May 16, 2022
Staff Accomplishment

Decoding Protein Interactions with Domain-Aware Machine Learning

Identifying protein interactions can help discover new medicines

A computer chip linked to a protein

A new domain-aware machine learning technique can identify protein-ligand interactionsa critical step in the drug discovery process.

(Illustration by Cortland Johnson | Pacific Northwest National Laboratory)

The drug design process can take many years. Predicting protein interactions with other biomolecules is an increasingly critical step in this process. Researchers at Pacific Northwest National Laboratory (PNNL) leveraged domain-aware machine learning to make it faster. A team consisting of Carter Knutson, Mridula Bontha, Jenna (Bilbrey) Pope, and led by Neeraj Kumar, created two distinct graph neural networks (GNNs) capable of identifying protein-ligand interactions that lead to higher binding affinity and bioactivity. Their research was published in Nature’s Scientific Reports.

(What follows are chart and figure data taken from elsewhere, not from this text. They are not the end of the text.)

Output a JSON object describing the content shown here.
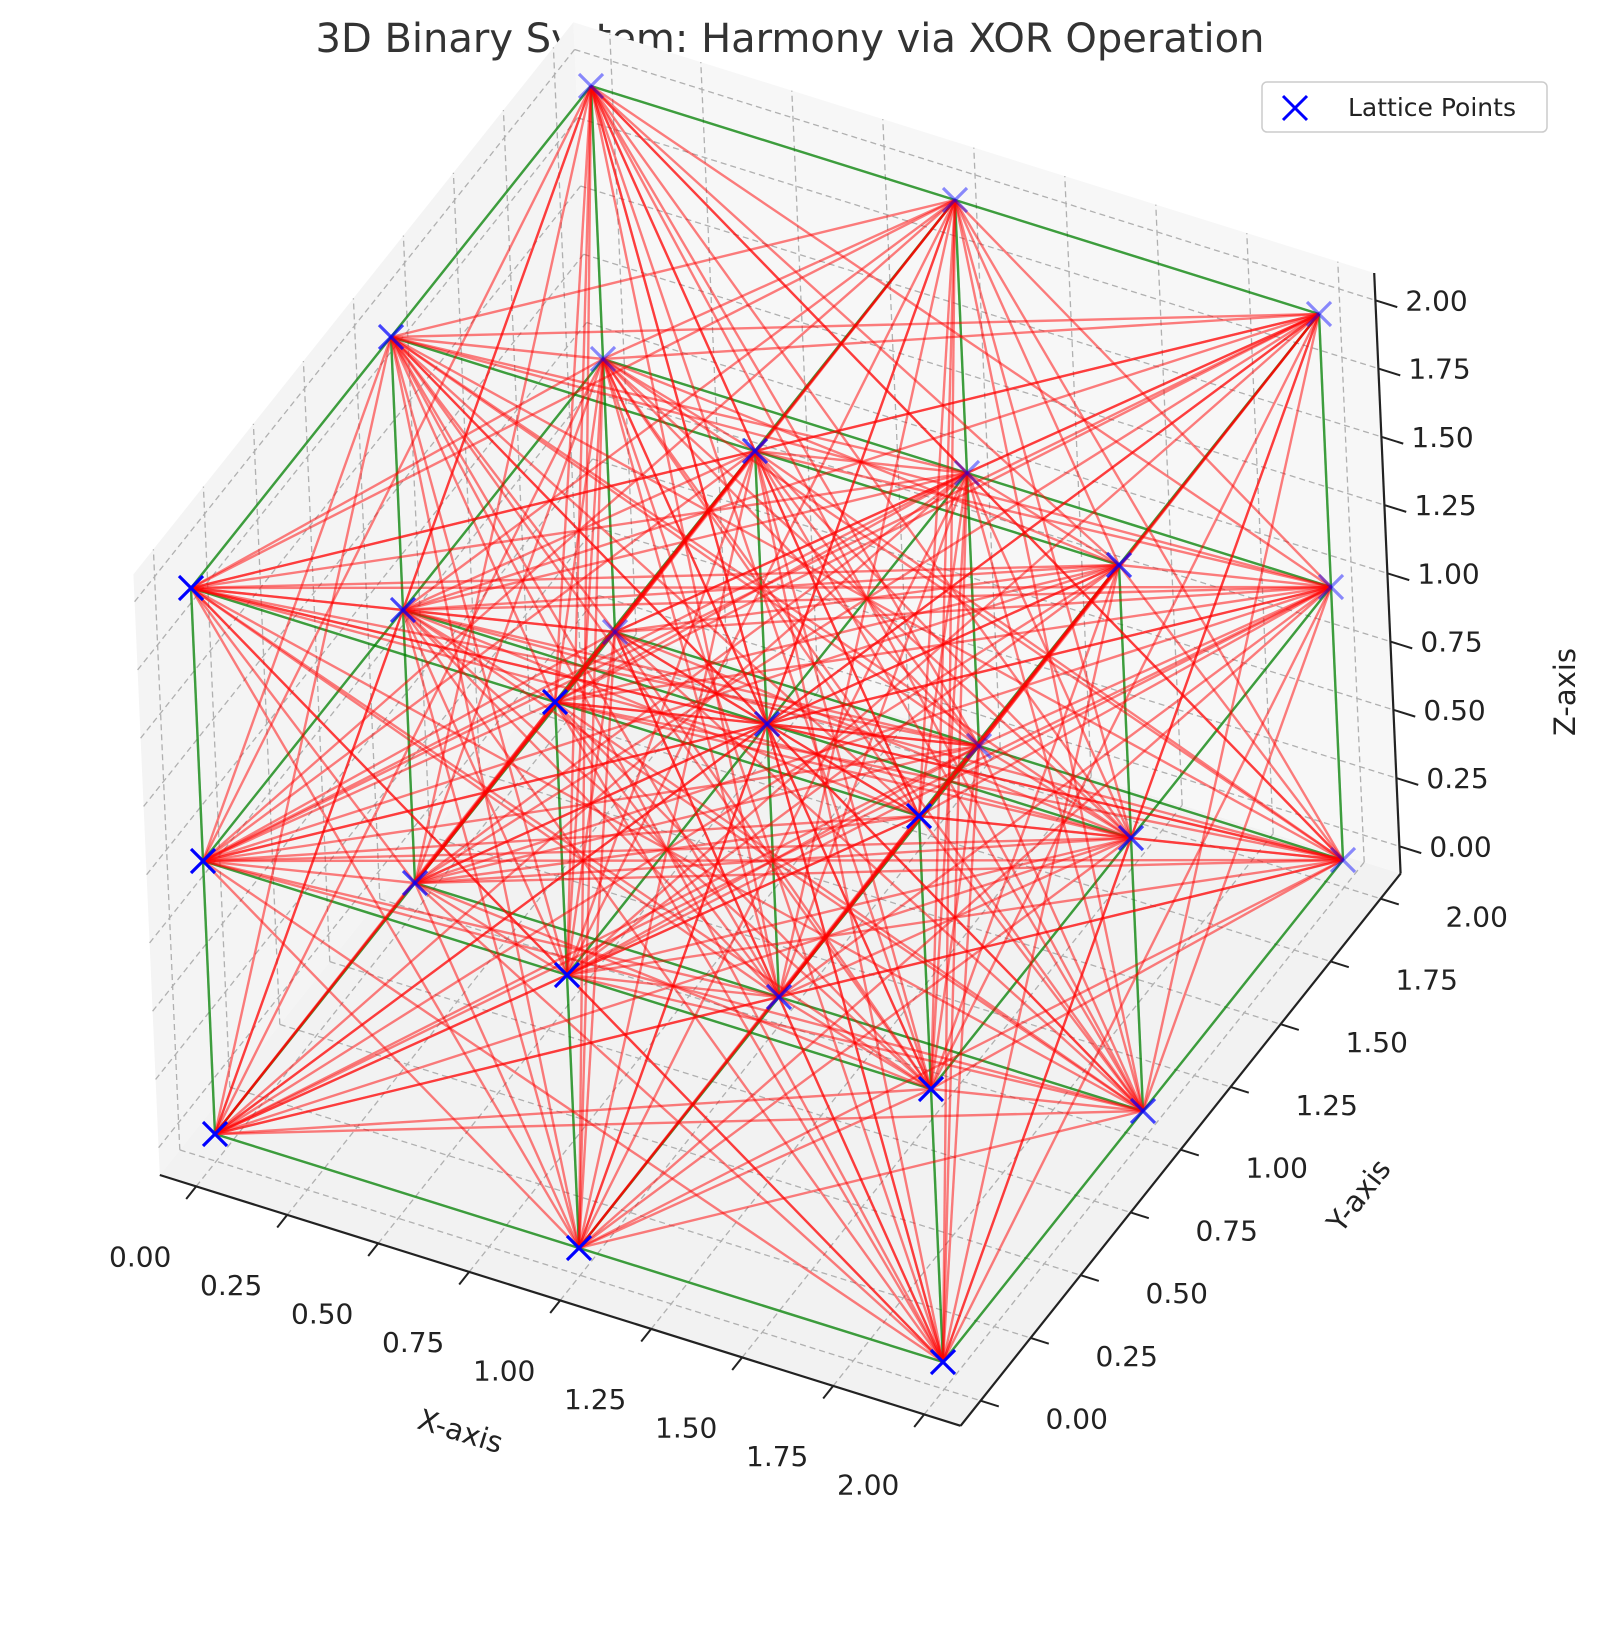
{
  "chart_data": {
    "type": "scatter",
    "title": "3D Binary System: Harmony via XOR Operation",
    "xlabel": "X-axis",
    "ylabel": "Y-axis",
    "zlabel": "Z-axis",
    "xlim": [
      0,
      2
    ],
    "ylim": [
      0,
      2
    ],
    "zlim": [
      0,
      2
    ],
    "xticks": [
      "0.00",
      "0.25",
      "0.50",
      "0.75",
      "1.00",
      "1.25",
      "1.50",
      "1.75",
      "2.00"
    ],
    "yticks": [
      "0.00",
      "0.25",
      "0.50",
      "0.75",
      "1.00",
      "1.25",
      "1.50",
      "1.75",
      "2.00"
    ],
    "zticks": [
      "0.00",
      "0.25",
      "0.50",
      "0.75",
      "1.00",
      "1.25",
      "1.50",
      "1.75",
      "2.00"
    ],
    "grid": true,
    "legend": {
      "placement": "top-right",
      "entries": [
        "Lattice Points"
      ]
    },
    "series": [
      {
        "name": "Lattice Points",
        "marker": "x",
        "color": "#0000ff",
        "points": [
          [
            0,
            0,
            0
          ],
          [
            0,
            0,
            1
          ],
          [
            0,
            0,
            2
          ],
          [
            0,
            1,
            0
          ],
          [
            0,
            1,
            1
          ],
          [
            0,
            1,
            2
          ],
          [
            0,
            2,
            0
          ],
          [
            0,
            2,
            1
          ],
          [
            0,
            2,
            2
          ],
          [
            1,
            0,
            0
          ],
          [
            1,
            0,
            1
          ],
          [
            1,
            0,
            2
          ],
          [
            1,
            1,
            0
          ],
          [
            1,
            1,
            1
          ],
          [
            1,
            1,
            2
          ],
          [
            1,
            2,
            0
          ],
          [
            1,
            2,
            1
          ],
          [
            1,
            2,
            2
          ],
          [
            2,
            0,
            0
          ],
          [
            2,
            0,
            1
          ],
          [
            2,
            0,
            2
          ],
          [
            2,
            1,
            0
          ],
          [
            2,
            1,
            1
          ],
          [
            2,
            1,
            2
          ],
          [
            2,
            2,
            0
          ],
          [
            2,
            2,
            1
          ],
          [
            2,
            2,
            2
          ]
        ]
      }
    ],
    "connections": {
      "description": "Every pair of lattice points is joined by a line",
      "colors": {
        "axis_aligned": "#008000",
        "other": "#ff0000"
      }
    }
  }
}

These GNNs consider experimentally resolved 3-D atomic structures of both the candidate drug molecule and the potential protein target to learn about the protein’s interactions with small molecules. From this information, the models can predict the binding affinity and the biophysical properties (such as IC50) of small molecules to their protein targets—a crucial component that helps to determine the efficacy of a drug.

“Experimentally measuring binding affinities and biophysical properties is one of the greatest bottlenecks in drug discovery,” said Kumar, data scientist and program development lead in the Biological Sciences Division. “We curated 3-D protein structural data and devised GNNs as a means to predict protein-ligand interactions with high accuracy correlated with experimental properties to aid in this process.”

A finger points to an image of GNNs on a computer screen.
Parallel GNNs built by Kumar and his team predict protein-ligand interactions. (Photo by Eric Francavilla | Pacific Northwest National Laboratory)

These models are especially useful in the early stages of protein functional discovery, and drug development, where the GNNs can screen large numbers of candidate molecules for their potency against a specific target. “With the invention of AlphaFold2 from DeepMind, the GNN model can take their predicted 3-D protein structures as an input to identify therapeutic candidates for new and emerging pathogens in order to expedite the drug design process,” said Kumar.

Since the beginning of the COVID-19 pandemic, PNNL researchers used computational means to expedite drug discovery against SARS-CoV-2. Kumar and the rest of the team built on this multidisciplinary research by testing their models against two SARS-CoV-2 proteins—which Kumar was already familiar with through his work with the Department of Energy’s National Virtual Biotechnology Laboratory.

Thanks to the Mathematics for Artificial Reasoning in Science (MARS) initiative and Laboratory Directed Research and Development programs at PNNL, Kumar was able to build a cross disciplinary team including Dr. Pope, data scientist from PNNL’s Computing and Analytics Division, to expand this work.

“The MARS initiative has been great for fostering collaborations to get together diverse groups of researchers to develop domain aware and explainable AI systems capable of tackling difficult scientific problems such as protein interaction prediction,” said Pope. “I’m excited to see where such atom-scale GNNs will lead us in the future.”